Short Report: Care Delivery
Can computerized clinical decision support systems improve diabetes management? A systematic review and meta-analysis
Article first published online: 28 FEB 2013
© 2012 The Authors. Diabetic Medicine © 2012 Diabetes UK
Volume 30, Issue 6, pages 739–745, June 2013
How to Cite
Diabet. Med. 30, 739–745 (2013)
- Issue published online: 19 MAY 2013
- Article first published online: 28 FEB 2013
- Accepted manuscript online: 1 DEC 2012 09:58AM EST
- Manuscript Accepted: 27 NOV 2012
- Manuscript Revised: 10 OCT 2012
- Manuscript Received: 12 JUL 2012
To systematically review randomized trials that assessed the effects of computerized clinical decision support systems in ambulatory diabetes management compared with a non-computerized clinical decision support system control.
We included all diabetes trials from a comprehensive computerized clinical decision support system overview completed in January 2010, and searched EMBASE, MEDLINE, INSPEC/COMPENDEX and Evidence-Based Medicine Reviews (EBMR) from January 2010 to April 2012. Reference lists of related reviews, included articles and Clinicaltrials.gov were also searched.

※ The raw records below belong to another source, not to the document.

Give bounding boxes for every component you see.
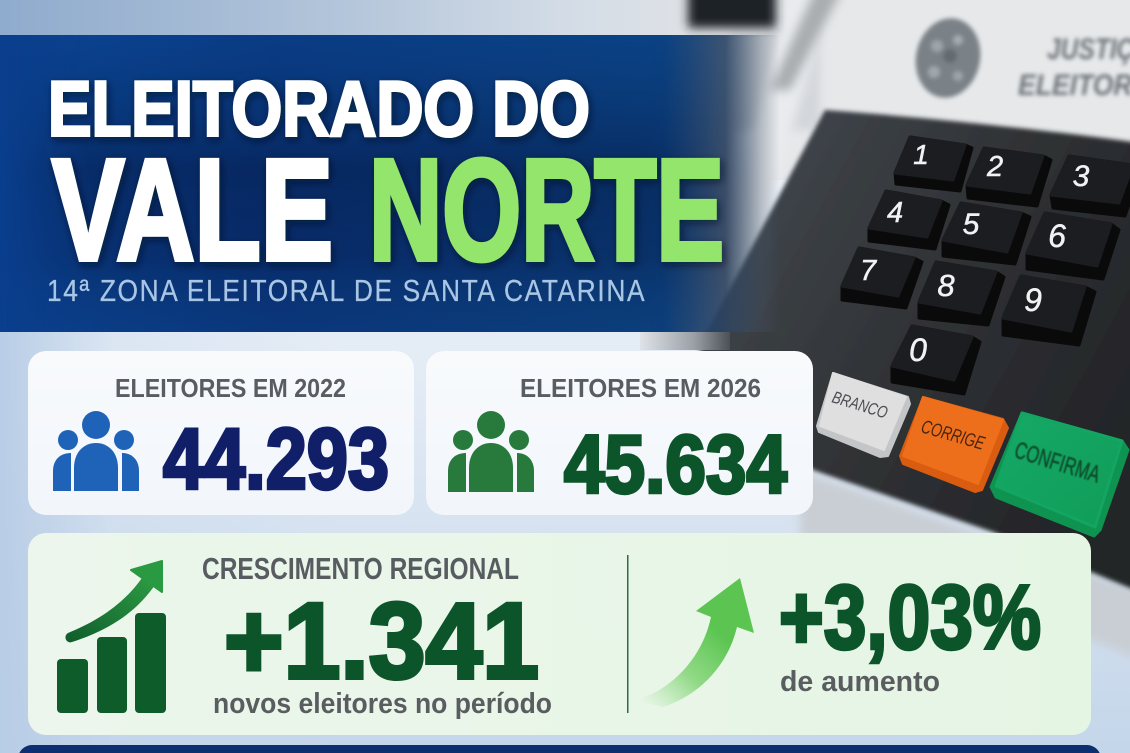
machine keypad body	[698, 110, 1130, 592]
panel: crescimento regional	[28, 533, 1091, 735]
icon: people blue	[53, 411, 139, 491]
emblem	[908, 12, 988, 104]
key 8	[919, 262, 1004, 325]
label 2026: ELEITORES EM 2026	[520, 373, 761, 403]
value 2022: 44.293	[163, 412, 389, 508]
value percent: +3,03%	[779, 568, 1041, 668]
key 3: 3	[1073, 160, 1090, 193]
title banner	[0, 35, 780, 350]
white surface below machine	[800, 470, 1130, 660]
button: corrige	[900, 397, 1008, 492]
key 6	[1027, 213, 1119, 279]
divider	[627, 555, 628, 713]
panel: eleitores 2026	[426, 351, 813, 515]
key 6: 6	[1048, 218, 1066, 254]
button: corrige: CORRIGE	[919, 417, 987, 455]
key 9	[1003, 276, 1095, 345]
bottom bar	[18, 745, 1101, 753]
key 5: 5	[963, 208, 980, 241]
label 2022: ELEITORES EM 2022	[115, 373, 346, 403]
key 4: 4	[887, 197, 903, 229]
casing label	[1018, 33, 1130, 102]
key 2: 2	[986, 151, 1003, 183]
key 1: 1	[913, 139, 929, 170]
title line 2: vale: VALE	[52, 130, 333, 290]
icon: growth chart	[57, 561, 166, 713]
machine upper casing	[688, 0, 1130, 340]
key 1	[895, 137, 972, 191]
subtitle: 14ª ZONA ELEITORAL DE SANTA CATARINA	[47, 274, 645, 309]
key 4	[869, 191, 949, 249]
caption aumento: de aumento	[780, 666, 940, 698]
key 9: 9	[1024, 282, 1042, 318]
icon: big arrow	[637, 578, 754, 707]
title line 2: norte: NORTE	[369, 130, 724, 290]
button: confirma	[991, 413, 1128, 536]
key 3	[1051, 156, 1130, 216]
photo: voting machine	[688, 0, 1130, 660]
value 2026: 45.634	[564, 418, 787, 510]
panel: eleitores 2022	[28, 351, 414, 515]
key 0: 0	[909, 332, 927, 368]
value +1.341: +1.341	[224, 580, 539, 701]
key 7: 7	[860, 255, 878, 287]
key 5	[943, 203, 1030, 264]
icon: people green	[448, 411, 534, 492]
title line 1: ELEITORADO DO	[48, 64, 590, 152]
key 0	[892, 326, 980, 394]
key 7	[842, 248, 922, 308]
heading: CRESCIMENTO REGIONAL	[202, 551, 519, 586]
key 8: 8	[937, 268, 955, 303]
button: branco: BRANCO	[830, 388, 890, 422]
button: branco	[817, 373, 910, 457]
caption: novos eleitores no período	[213, 688, 552, 720]
key 2	[967, 148, 1051, 206]
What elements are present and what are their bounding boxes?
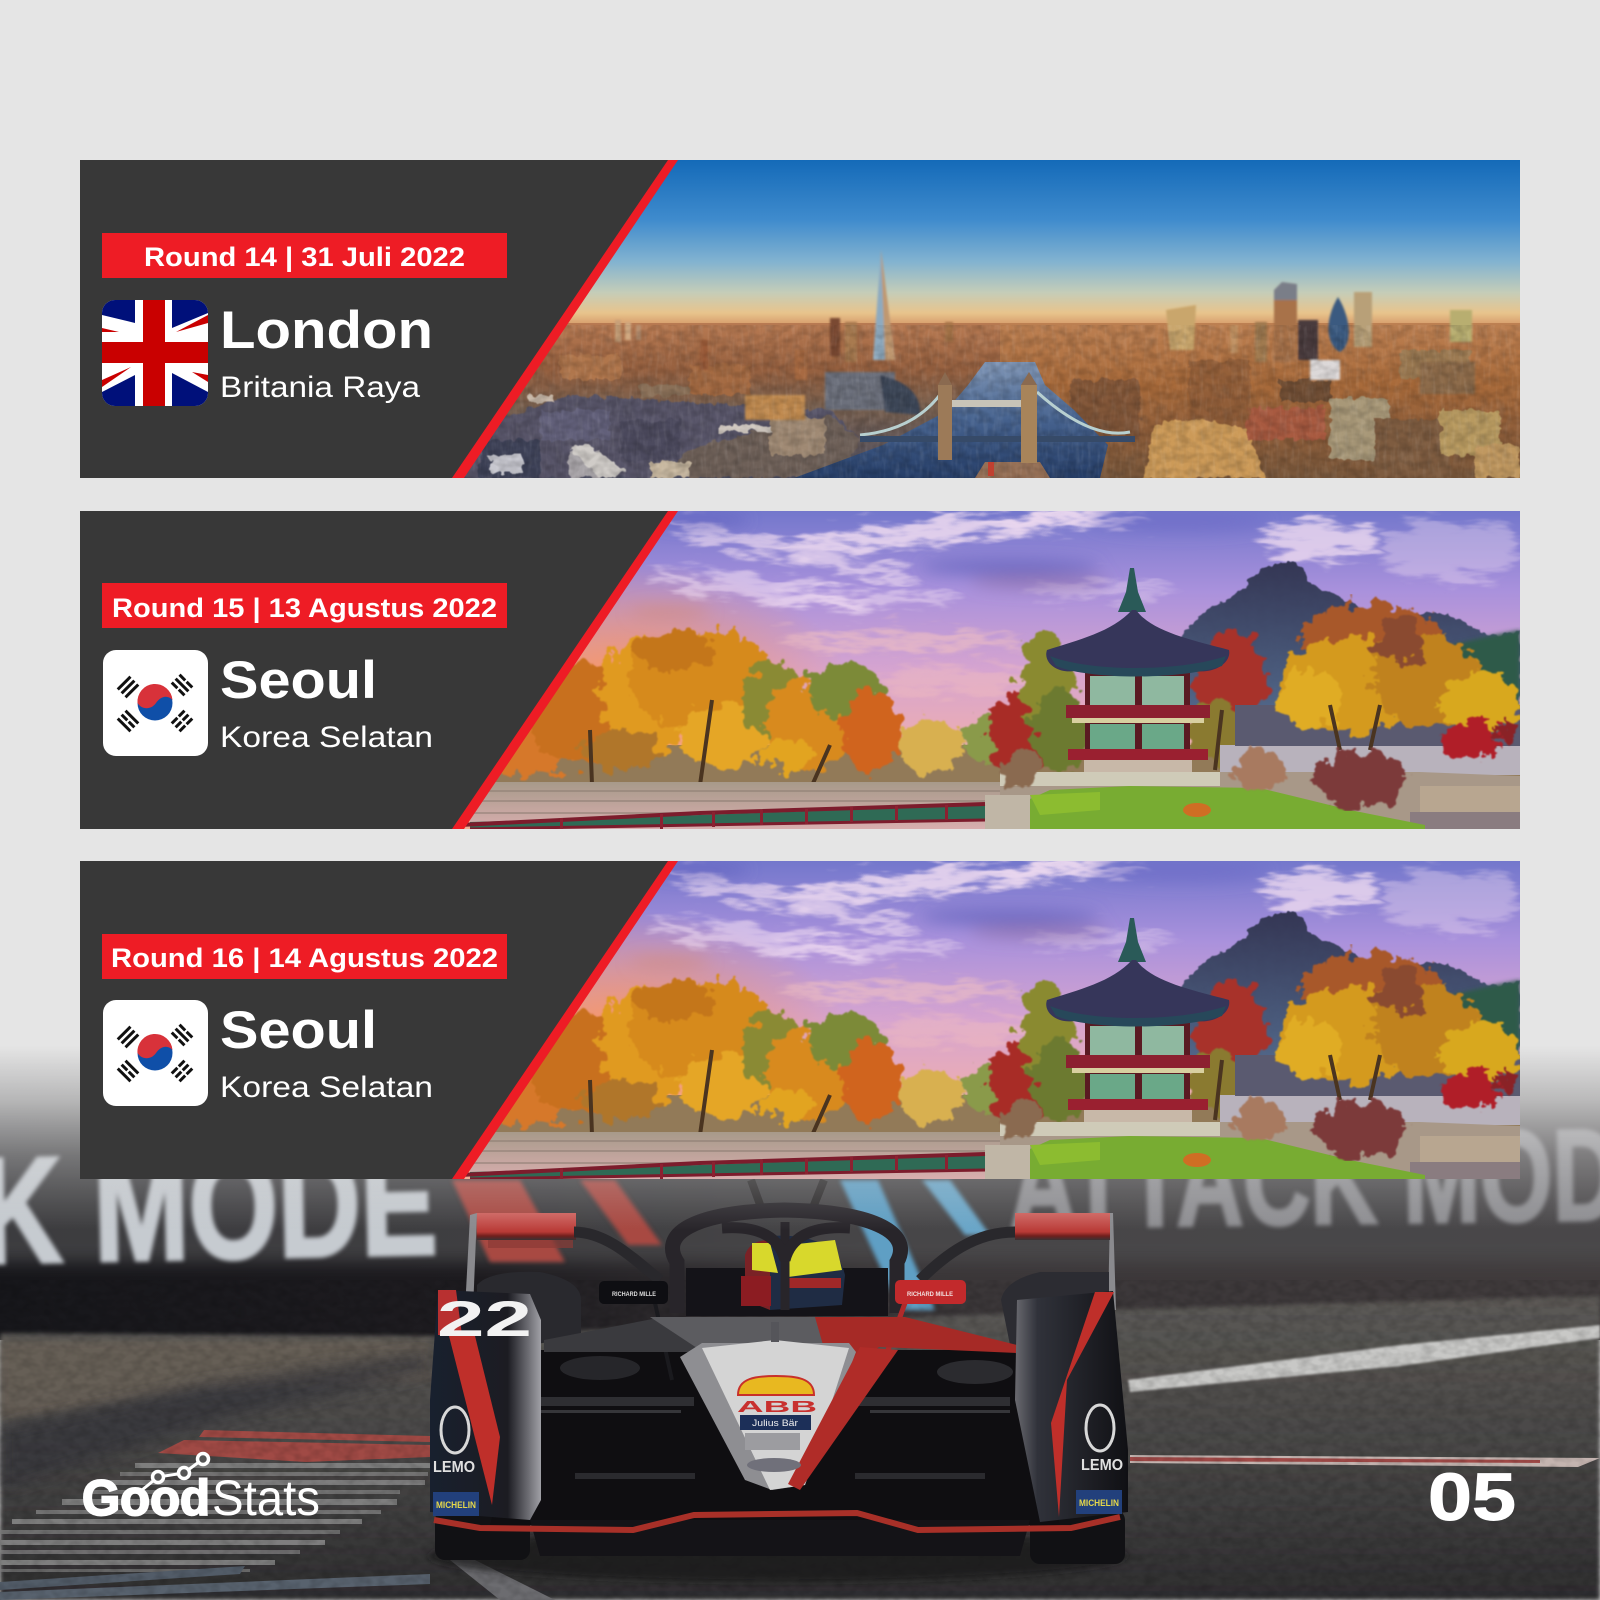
photo: London skyline: [440, 160, 1530, 478]
country: Korea Selatan: Korea Selatan: [220, 1071, 433, 1104]
panel: Round 16 Seoul: [80, 851, 1530, 1179]
mirrors: [599, 1280, 966, 1380]
left front wheel fairing: [430, 1290, 541, 1520]
right front wheel fairing: LEMO: [1081, 1457, 1123, 1474]
country: Britania Raya: Britania Raya: [220, 371, 420, 404]
date badge: Round 15: [102, 583, 507, 628]
Tower Bridge: [860, 372, 1135, 476]
diagonal red stripe: [452, 511, 678, 829]
icon: South Korea flag: [103, 1000, 208, 1106]
nose cone with sponsors: [680, 1322, 898, 1490]
left front wheel fairing: MICHELIN: [436, 1500, 476, 1510]
front wing: [434, 1513, 1120, 1530]
date badge: Round 14: [102, 233, 507, 278]
side pods: [477, 1272, 581, 1345]
right front wheel fairing: MICHELIN: [1079, 1498, 1119, 1508]
GoodStats logo: Stats: [212, 1470, 320, 1526]
road surface: [0, 1296, 1600, 1600]
river Thames: [794, 362, 1108, 478]
fade into page background: [0, 1000, 1600, 1230]
icon: South Korea flag: [103, 650, 208, 756]
grid-line markings on track: [0, 1463, 430, 1600]
city: Seoul: Seoul: [220, 1001, 377, 1060]
left front wheel fairing: 22: [437, 1291, 532, 1347]
central chassis: [490, 1350, 1060, 1525]
date badge: Round 15: Round 15 | 13 Agustus 2022: [112, 593, 497, 623]
city: London: London: [220, 301, 433, 360]
Formula E race car number 22: [428, 1180, 1128, 1582]
body shoulders: [544, 1317, 830, 1352]
date badge: Round 16: [102, 934, 507, 979]
photo: Gyeongbokgung pavilion in autumn: [464, 511, 1520, 829]
suspension arms: [541, 1356, 1013, 1479]
photo: Gyeongbokgung pavilion in autumn: [464, 861, 1520, 1179]
page number: 05: [1428, 1460, 1516, 1535]
cockpit and driver helmet: [686, 1236, 888, 1316]
pit wall with ATTACK MODE lettering: [0, 1040, 1600, 1340]
rear wing: [465, 1180, 1116, 1310]
right front wheel fairing: [1015, 1291, 1128, 1522]
nose cone with sponsors: Julius Bär: [752, 1418, 798, 1428]
panel: Round 15 Seoul: [80, 501, 1530, 829]
GoodStats logo: [82, 1454, 320, 1526]
background photo: race track with Formula E car: [0, 1000, 1600, 1600]
diagonal red stripe: [452, 160, 678, 478]
left front wheel fairing: LEMO: [433, 1459, 475, 1476]
GoodStats logo: Good: [82, 1470, 210, 1526]
date badge: Round 14: Round 14 | 31 Juli 2022: [144, 242, 465, 272]
city: Seoul: Seoul: [220, 651, 377, 710]
mirrors: RICHARD MILLE: [907, 1292, 953, 1298]
nose cone with sponsors: ABB: [737, 1399, 817, 1416]
date badge: Round 16: Round 16 | 14 Agustus 2022: [111, 943, 498, 973]
diagonal red stripe: [452, 861, 678, 1179]
country: Korea Selatan: Korea Selatan: [220, 721, 433, 754]
icon: UK flag: [102, 300, 208, 406]
halo: [672, 1210, 901, 1313]
mirrors: RICHARD MILLE: [612, 1292, 656, 1298]
panel: Round 14 London: [80, 160, 1530, 478]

Randomized controlled trials of patients with diabetes in ambulatory care settings comparing a computerized clinical decision support system intervention with a non-computerized clinical decision support system control, measuring either a process of care or a patient outcome, were included. Screening of studies, data extraction, risk of bias and quality of evidence assessments were carried out independently by two reviewers, and discrepancies were resolved through consensus or third-party arbitration. Authors were contacted for any missing data.
Fifteen trials were included (13 from the previous review and two from the current search). Only one study was at low risk of bias, while the others were of moderate to high risk of bias because of methodological limitations. HbA1c (3 months' follow-up), quality of life and hospitalization (12 months' follow-up) were pooled and all favoured the computerized clinical decision support systems over the control, although none were statistically significant. Triglycerides and practitioner performance tended to favour computerized clinical decision support systems although results were too heterogeneous to pool.
Computerized clinical decision support systems in diabetes management may marginally improve clinical outcomes, but confidence in the evidence is low because of risk of bias, inconsistency and imprecision.